Jace siguió la sangre, las botas resonando contra la plancha de metal. La pauta que seguían las salpicaduras de sangre era peculiar, no era como si hubiese habido una lucha, sino más bien como si hubiesen transportado a alguien, sangrando, por la pasarela...
Llegó a una puerta. Estaba hecha de metal negro, con abolladuras y muescas aquí y allá. La huella ensangrentada de una mano estaba alrededor del pomo. Asiendo con más fuerza el irregular trozo de metal, Jace empujó la puerta.
Una oleada de aire aún más frío le golpeó. Jace inhaló con fuerza.
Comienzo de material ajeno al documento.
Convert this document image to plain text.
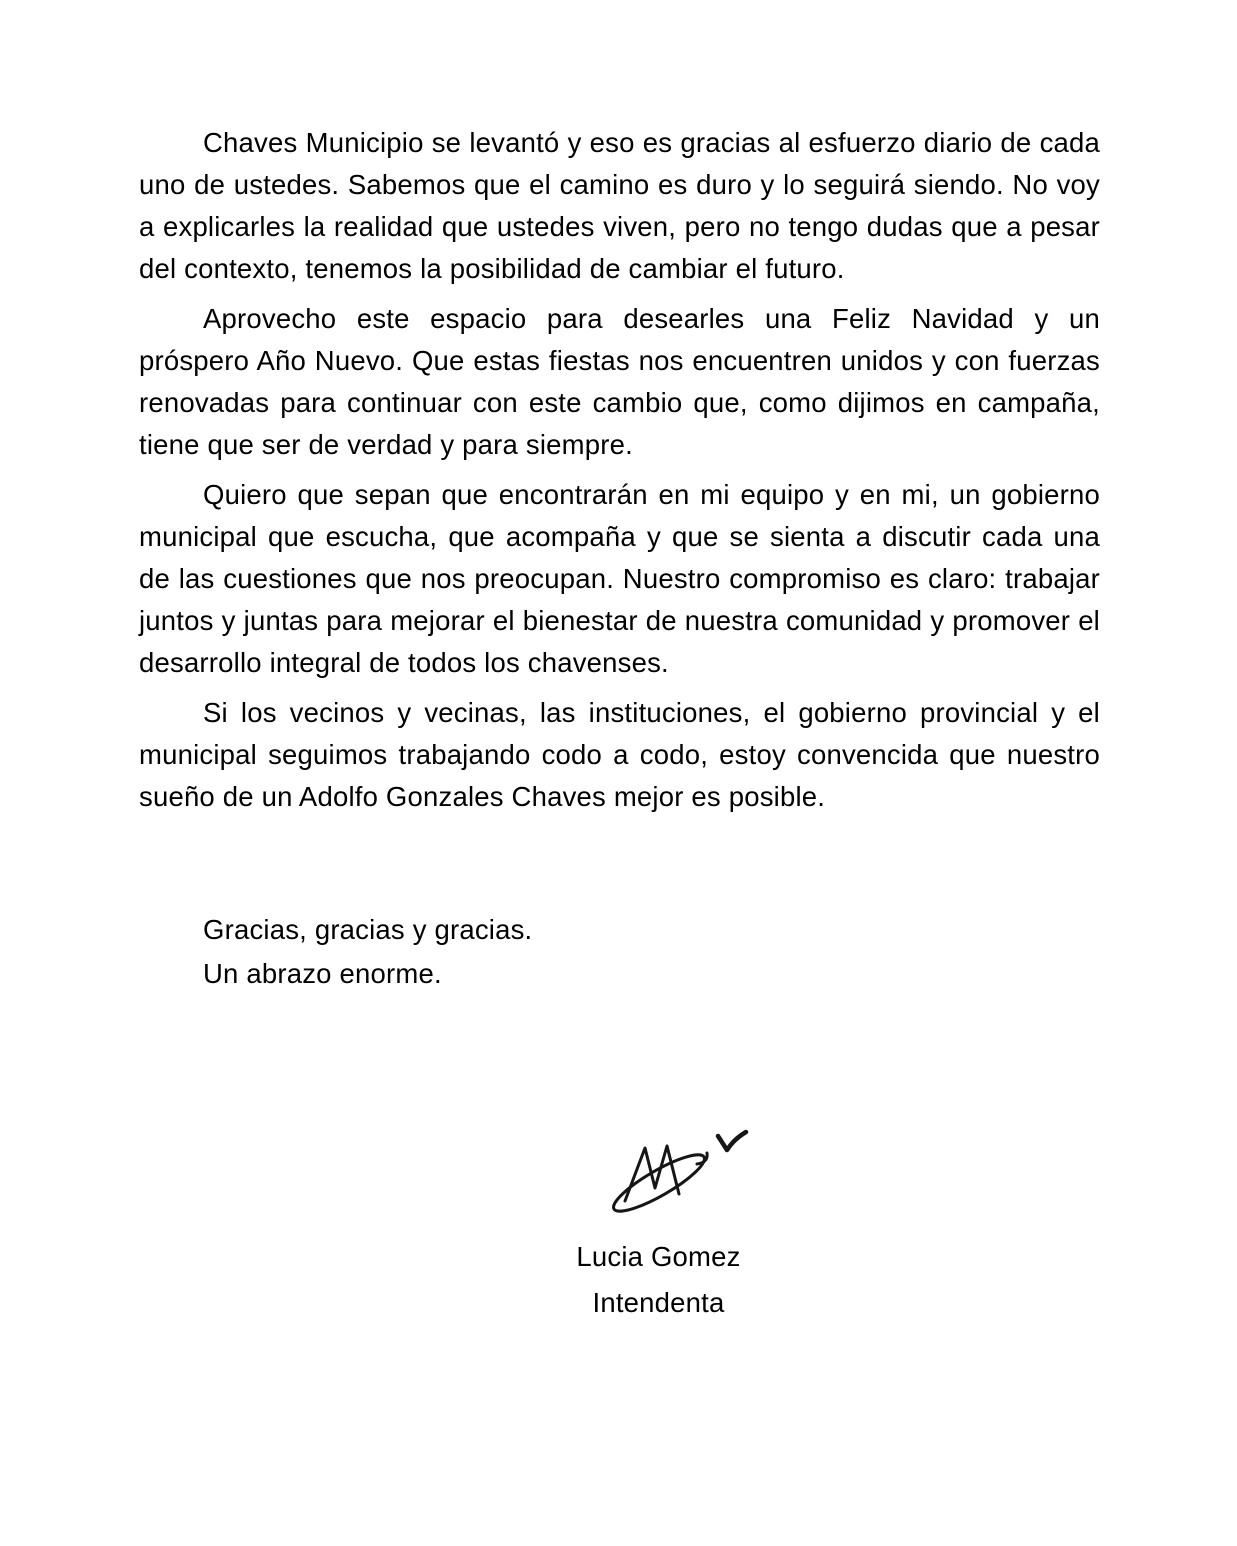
Chaves Municipio se levantó y eso es gracias al esfuerzo diario de cada uno de ustedes. Sabemos que el camino es duro y lo seguirá siendo. No voy a explicarles la realidad que ustedes viven, pero no tengo dudas que a pesar del contexto, tenemos la posibilidad de cambiar el futuro.

Aprovecho este espacio para desearles una Feliz Navidad y un próspero Año Nuevo. Que estas fiestas nos encuentren unidos y con fuerzas renovadas para continuar con este cambio que, como dijimos en campaña, tiene que ser de verdad y para siempre.

Quiero que sepan que encontrarán en mi equipo y en mi, un gobierno municipal que escucha, que acompaña y que se sienta a discutir cada una de las cuestiones que nos preocupan. Nuestro compromiso es claro: trabajar juntos y juntas para mejorar el bienestar de nuestra comunidad y promover el desarrollo integral de todos los chavenses.

Si los vecinos y vecinas, las instituciones, el gobierno provincial y el municipal seguimos trabajando codo a codo, estoy convencida que nuestro sueño de un Adolfo Gonzales Chaves mejor es posible.

Gracias, gracias y gracias.

Un abrazo enorme.

Lucia Gomez
Intendenta
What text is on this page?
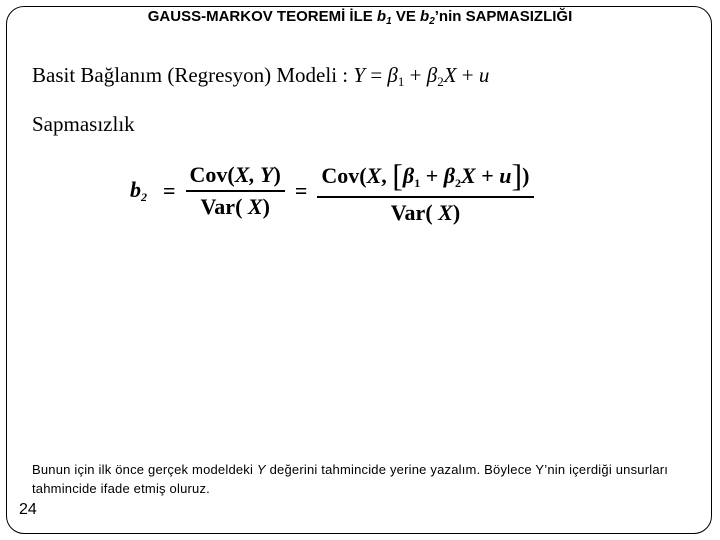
GAUSS-MARKOV TEOREMİ İLE $b_1$ VE $b_2’nin$ SAPMASIZLIĞI
Basit Bağlanım (Regresyon) Modeli : $Y = \beta_1 + \beta_2X + u$
Sapmasızlık
$b_2 = \frac{\text{Cov(X, Y)}}{\text{Var( X)}} = \frac{Cov(X, [\beta_1 + \beta_2X + u])}{\text{Var( X)}}$
Bunun için ilk önce gerçek modeldeki Y değerini tahmincide yerine yazalım. Böylece Y’nin içerdiği unsurları tahmincide ifade etmiş oluruz.
24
La habitación estaba vacía excepto por una tubería de metal que discurría a lo largo de una pared y lo que parecía un montón de arpillera en el rincón. Penetraba un poco de luz a través de un ojo de buey situado muy arriba en la pared. Cuando Jace avanzó con cautela, la luz del ojo de buey cayó sobre el montón del rincón, y el muchacho se dio cuenta de que no era una pila de basura en absoluto, sino un cuerpo.
El corazón de Jace empezó a golpearle en el pecho como una puerta sin cerrar en un vendaval.
El suelo de metal estaba cubierto de sangre pegajosa. Sus botas se soltaban de él con un desagradable sonido de succión mientras cruzaba la habitación e iba a inclinarse junto a la figura hecha un ovillo en el rincón. Un chico moreno vestido con vaqueros y una camiseta azul empapada de sangre.
Jace agarró el cuerpo por el hombro y tiró de él. Éste se volvió, laxo y sin fuerza, los ojos castaños mirando sin vida hacia el techo. Jace sintió un nudo en la garganta. Era Simón, y estaba blanco como el papel. Tenía un feo tajo en la base de la garganta, y también en ambas muñecas, dejando abiertas heridas irregulares.